Intersection and Addition of Subspaces

[TranscendArcu]

Homework Statement

http://img824.imageshack.us/img824/3849/screenshot20120122at124.png

The Attempt at a Solution

Let S = \left\{ S_1,...,S_n \right\}. If L(S) = V, then T = \left\{ 0 \right\} and we are done because S + T = V. Suppose that L(S) ≠ V. Let B_1 \in T such that B_1 \notin L(S). Then the set Q =\left\{ S_1,...,S_n,B_1 \right\} is linearly independent. If L(Q) = V then we are done since S + T = V and S \cap T = \left\{ 0 \right\}. If not, then we may repeat the preceding argument beginning with the set Q. Thus, we would create a new set, call it Q', where Q' = \left\{ S_1,...,S_n,B_1,B_2 \right\} and B_1,B_2 \notin S. Then, if L(Q') = V, then we are done. If not, then we continue as above. This process must certainly end because V is itself stated to be finite. Thus, such a T as in the problem must exist.

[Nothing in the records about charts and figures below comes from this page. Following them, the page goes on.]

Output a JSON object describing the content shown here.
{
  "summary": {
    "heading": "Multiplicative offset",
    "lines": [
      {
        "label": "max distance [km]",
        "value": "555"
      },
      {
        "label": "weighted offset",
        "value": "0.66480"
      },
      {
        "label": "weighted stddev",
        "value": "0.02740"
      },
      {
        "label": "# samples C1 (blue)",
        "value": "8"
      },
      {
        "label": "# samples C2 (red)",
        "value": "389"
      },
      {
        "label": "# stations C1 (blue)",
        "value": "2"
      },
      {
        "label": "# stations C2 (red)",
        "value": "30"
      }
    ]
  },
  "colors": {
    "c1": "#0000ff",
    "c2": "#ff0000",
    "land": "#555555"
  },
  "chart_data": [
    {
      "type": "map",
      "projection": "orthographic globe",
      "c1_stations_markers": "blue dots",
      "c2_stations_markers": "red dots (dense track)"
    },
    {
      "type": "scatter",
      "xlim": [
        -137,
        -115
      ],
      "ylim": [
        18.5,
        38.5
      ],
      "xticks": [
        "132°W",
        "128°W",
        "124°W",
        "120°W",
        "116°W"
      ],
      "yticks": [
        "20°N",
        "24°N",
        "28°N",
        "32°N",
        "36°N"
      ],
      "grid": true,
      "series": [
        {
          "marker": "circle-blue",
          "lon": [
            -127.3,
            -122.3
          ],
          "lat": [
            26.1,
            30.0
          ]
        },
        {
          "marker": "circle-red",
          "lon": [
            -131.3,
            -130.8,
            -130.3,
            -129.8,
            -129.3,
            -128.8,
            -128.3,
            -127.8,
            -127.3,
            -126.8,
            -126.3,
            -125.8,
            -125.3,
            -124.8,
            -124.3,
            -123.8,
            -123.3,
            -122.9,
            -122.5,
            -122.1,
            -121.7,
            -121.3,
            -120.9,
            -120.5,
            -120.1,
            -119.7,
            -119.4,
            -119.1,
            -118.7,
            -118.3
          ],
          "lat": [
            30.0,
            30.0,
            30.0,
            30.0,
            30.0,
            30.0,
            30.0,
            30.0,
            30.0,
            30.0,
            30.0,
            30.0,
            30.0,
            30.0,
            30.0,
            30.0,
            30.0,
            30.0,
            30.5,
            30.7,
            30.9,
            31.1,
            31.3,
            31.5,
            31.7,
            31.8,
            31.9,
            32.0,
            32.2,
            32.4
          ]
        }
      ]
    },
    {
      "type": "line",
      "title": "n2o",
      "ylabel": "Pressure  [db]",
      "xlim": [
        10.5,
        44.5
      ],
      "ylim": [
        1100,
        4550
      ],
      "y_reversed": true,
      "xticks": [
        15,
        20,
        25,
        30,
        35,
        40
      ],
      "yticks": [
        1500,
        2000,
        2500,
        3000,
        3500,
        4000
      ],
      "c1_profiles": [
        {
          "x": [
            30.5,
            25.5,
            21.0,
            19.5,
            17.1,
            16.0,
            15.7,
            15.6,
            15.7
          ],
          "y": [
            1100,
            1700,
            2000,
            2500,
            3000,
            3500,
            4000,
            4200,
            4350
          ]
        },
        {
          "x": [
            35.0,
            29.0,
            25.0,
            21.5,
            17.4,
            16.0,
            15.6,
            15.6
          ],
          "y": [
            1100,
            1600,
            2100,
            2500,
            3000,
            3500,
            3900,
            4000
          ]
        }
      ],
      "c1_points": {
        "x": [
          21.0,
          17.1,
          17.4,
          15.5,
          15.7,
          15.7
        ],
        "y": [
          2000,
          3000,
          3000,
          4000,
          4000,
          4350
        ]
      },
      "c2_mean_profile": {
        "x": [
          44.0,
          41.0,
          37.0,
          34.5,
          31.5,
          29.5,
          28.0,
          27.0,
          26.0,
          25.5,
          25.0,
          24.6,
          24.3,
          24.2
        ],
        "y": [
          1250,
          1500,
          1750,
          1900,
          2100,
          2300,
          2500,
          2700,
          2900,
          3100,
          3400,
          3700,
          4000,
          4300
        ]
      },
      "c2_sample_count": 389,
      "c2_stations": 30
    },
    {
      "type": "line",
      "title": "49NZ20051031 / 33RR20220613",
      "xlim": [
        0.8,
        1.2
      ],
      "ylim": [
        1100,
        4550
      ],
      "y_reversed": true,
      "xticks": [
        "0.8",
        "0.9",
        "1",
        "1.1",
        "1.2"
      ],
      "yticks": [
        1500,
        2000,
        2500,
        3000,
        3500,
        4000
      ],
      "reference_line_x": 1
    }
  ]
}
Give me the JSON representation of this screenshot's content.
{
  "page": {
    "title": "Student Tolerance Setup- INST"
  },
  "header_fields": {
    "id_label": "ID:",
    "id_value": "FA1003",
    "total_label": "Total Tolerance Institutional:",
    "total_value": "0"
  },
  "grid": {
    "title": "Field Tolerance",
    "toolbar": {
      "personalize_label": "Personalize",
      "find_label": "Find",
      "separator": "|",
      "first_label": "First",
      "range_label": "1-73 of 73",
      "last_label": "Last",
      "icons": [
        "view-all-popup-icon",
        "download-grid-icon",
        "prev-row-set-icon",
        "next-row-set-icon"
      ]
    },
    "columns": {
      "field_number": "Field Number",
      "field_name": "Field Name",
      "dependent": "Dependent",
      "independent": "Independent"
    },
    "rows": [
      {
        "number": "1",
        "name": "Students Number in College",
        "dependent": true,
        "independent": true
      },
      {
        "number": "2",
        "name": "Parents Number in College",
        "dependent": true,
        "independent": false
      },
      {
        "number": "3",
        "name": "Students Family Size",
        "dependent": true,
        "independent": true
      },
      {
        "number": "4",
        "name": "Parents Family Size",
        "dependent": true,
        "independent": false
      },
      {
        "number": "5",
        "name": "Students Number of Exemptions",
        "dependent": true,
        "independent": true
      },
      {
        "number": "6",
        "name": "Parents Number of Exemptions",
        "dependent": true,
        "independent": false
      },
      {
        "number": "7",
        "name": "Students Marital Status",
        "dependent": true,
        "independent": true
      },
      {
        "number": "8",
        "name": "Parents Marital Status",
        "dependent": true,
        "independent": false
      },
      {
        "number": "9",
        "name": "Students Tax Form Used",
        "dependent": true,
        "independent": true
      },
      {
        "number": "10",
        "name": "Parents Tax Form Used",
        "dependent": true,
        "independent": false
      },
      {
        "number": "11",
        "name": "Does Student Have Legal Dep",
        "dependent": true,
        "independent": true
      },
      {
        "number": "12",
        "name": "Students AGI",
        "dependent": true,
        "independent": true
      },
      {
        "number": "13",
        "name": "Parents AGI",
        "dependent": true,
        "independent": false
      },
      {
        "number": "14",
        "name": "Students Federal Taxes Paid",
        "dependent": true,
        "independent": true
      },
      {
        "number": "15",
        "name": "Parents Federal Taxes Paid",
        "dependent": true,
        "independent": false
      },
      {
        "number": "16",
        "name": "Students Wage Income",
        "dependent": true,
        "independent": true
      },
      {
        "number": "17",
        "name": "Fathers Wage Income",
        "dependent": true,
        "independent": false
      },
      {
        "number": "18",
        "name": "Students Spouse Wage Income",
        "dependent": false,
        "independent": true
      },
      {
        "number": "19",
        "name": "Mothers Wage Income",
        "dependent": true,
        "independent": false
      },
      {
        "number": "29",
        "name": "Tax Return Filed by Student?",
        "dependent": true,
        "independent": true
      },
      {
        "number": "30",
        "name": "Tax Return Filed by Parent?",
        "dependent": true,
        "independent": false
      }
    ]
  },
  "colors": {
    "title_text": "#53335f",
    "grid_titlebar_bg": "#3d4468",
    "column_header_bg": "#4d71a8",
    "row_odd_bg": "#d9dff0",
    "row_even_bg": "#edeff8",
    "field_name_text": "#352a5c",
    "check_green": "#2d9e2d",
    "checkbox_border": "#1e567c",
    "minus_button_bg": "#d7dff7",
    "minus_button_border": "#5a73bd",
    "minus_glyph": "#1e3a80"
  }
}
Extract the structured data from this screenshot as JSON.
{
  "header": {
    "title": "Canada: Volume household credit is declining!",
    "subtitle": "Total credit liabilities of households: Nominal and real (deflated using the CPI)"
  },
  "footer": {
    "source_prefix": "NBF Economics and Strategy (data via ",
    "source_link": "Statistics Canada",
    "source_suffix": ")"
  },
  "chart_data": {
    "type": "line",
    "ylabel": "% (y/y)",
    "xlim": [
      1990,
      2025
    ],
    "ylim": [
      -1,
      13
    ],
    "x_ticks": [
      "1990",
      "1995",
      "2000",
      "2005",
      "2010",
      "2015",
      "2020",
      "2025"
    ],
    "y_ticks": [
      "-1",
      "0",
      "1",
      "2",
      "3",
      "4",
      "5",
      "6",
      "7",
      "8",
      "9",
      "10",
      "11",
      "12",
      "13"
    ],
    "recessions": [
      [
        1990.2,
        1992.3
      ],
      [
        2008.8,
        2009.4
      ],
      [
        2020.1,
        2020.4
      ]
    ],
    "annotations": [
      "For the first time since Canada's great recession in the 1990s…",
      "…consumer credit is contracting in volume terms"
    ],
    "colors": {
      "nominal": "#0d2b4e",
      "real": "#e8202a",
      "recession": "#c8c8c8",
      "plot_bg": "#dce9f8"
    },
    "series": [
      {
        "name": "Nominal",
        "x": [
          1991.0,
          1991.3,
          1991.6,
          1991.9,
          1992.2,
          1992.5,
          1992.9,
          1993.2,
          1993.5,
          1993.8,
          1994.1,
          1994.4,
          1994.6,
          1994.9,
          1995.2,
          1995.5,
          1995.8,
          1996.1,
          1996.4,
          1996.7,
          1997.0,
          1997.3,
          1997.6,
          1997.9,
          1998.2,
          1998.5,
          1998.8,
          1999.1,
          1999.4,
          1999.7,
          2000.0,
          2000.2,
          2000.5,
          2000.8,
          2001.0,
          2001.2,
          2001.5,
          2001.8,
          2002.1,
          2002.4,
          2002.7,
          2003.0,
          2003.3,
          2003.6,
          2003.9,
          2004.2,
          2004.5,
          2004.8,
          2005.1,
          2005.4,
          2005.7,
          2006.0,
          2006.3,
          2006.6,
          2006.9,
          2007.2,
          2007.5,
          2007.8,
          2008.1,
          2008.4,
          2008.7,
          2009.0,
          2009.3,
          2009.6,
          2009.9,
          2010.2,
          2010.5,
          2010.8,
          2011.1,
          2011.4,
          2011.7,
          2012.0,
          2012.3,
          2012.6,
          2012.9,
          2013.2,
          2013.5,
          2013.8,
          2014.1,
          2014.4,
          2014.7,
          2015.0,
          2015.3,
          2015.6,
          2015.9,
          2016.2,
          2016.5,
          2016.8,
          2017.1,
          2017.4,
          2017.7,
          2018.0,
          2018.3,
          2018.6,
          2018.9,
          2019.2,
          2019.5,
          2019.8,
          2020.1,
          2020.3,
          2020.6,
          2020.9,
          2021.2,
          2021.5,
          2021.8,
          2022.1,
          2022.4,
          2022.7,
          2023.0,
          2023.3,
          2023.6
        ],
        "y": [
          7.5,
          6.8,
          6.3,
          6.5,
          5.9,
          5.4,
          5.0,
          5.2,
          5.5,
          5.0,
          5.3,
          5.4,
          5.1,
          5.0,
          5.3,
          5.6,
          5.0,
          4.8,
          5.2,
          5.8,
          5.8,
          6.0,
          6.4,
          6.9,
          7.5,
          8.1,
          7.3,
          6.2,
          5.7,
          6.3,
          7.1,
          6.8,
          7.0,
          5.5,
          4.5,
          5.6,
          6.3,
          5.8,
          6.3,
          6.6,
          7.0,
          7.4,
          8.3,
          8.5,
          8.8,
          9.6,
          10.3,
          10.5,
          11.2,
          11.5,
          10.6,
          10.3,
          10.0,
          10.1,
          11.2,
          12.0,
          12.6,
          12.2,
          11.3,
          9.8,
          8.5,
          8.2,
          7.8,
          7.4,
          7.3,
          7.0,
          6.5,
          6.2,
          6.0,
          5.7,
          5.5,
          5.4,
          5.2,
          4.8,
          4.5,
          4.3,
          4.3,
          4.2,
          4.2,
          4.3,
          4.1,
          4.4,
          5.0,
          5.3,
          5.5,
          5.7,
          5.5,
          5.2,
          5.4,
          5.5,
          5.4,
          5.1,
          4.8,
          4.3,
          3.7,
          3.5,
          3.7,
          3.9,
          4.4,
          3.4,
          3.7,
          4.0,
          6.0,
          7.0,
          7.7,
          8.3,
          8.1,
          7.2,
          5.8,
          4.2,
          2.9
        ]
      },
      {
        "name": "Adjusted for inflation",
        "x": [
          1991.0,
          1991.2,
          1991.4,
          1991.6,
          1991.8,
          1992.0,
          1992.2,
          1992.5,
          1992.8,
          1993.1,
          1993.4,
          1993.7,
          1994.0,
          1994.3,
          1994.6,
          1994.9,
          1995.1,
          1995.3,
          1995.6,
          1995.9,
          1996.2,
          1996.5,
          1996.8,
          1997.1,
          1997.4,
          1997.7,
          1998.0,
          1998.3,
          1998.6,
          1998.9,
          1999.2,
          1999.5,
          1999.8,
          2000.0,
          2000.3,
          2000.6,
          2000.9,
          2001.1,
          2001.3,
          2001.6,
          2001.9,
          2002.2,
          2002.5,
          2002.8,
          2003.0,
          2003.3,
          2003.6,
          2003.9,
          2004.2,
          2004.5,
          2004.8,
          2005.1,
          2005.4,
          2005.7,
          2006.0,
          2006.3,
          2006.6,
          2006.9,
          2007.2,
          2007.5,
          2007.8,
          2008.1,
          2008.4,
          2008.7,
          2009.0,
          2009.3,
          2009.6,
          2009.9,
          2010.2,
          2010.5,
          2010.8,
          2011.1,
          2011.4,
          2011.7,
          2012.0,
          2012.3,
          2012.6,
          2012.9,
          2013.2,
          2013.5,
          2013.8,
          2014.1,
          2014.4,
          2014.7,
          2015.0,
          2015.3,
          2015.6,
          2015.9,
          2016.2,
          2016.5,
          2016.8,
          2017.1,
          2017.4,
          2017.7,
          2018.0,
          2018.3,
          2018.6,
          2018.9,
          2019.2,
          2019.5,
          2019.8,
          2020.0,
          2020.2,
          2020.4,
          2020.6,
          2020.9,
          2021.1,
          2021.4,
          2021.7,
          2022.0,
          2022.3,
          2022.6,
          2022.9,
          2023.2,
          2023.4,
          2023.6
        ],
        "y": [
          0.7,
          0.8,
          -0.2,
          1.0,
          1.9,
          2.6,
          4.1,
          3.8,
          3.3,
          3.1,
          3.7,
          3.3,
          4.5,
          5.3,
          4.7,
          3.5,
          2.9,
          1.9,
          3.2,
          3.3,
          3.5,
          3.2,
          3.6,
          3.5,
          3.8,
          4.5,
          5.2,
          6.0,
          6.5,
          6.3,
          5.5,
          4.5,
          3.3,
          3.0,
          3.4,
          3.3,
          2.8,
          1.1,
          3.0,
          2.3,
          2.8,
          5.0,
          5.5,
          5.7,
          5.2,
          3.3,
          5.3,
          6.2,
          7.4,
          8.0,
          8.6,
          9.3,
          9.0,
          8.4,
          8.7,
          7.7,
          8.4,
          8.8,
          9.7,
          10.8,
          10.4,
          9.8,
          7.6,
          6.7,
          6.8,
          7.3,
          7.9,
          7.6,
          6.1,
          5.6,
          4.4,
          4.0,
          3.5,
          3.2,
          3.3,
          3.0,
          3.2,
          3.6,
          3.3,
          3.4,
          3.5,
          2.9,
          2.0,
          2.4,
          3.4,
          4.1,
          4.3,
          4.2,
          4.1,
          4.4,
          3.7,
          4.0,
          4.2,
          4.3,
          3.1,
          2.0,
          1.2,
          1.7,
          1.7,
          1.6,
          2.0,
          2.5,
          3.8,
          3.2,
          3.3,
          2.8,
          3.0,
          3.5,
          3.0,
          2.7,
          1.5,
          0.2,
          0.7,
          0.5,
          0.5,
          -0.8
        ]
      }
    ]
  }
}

I think I'm going in the right direction, but I'm not sure if I'm executing the proof correctly.

 

[kru_]

I see where you are going, and you have the right concept. To be a bit clearer, how about starting with a basis for V, and let some part of that basis be the basis for S. Then go from there.

 

[HallsofIvy]

Sorry, but TranscendArc's method is better. You can't simply assume that there exist a basis for V that includes a basis for S. It is true, of course, but TranscendArc's method proves that.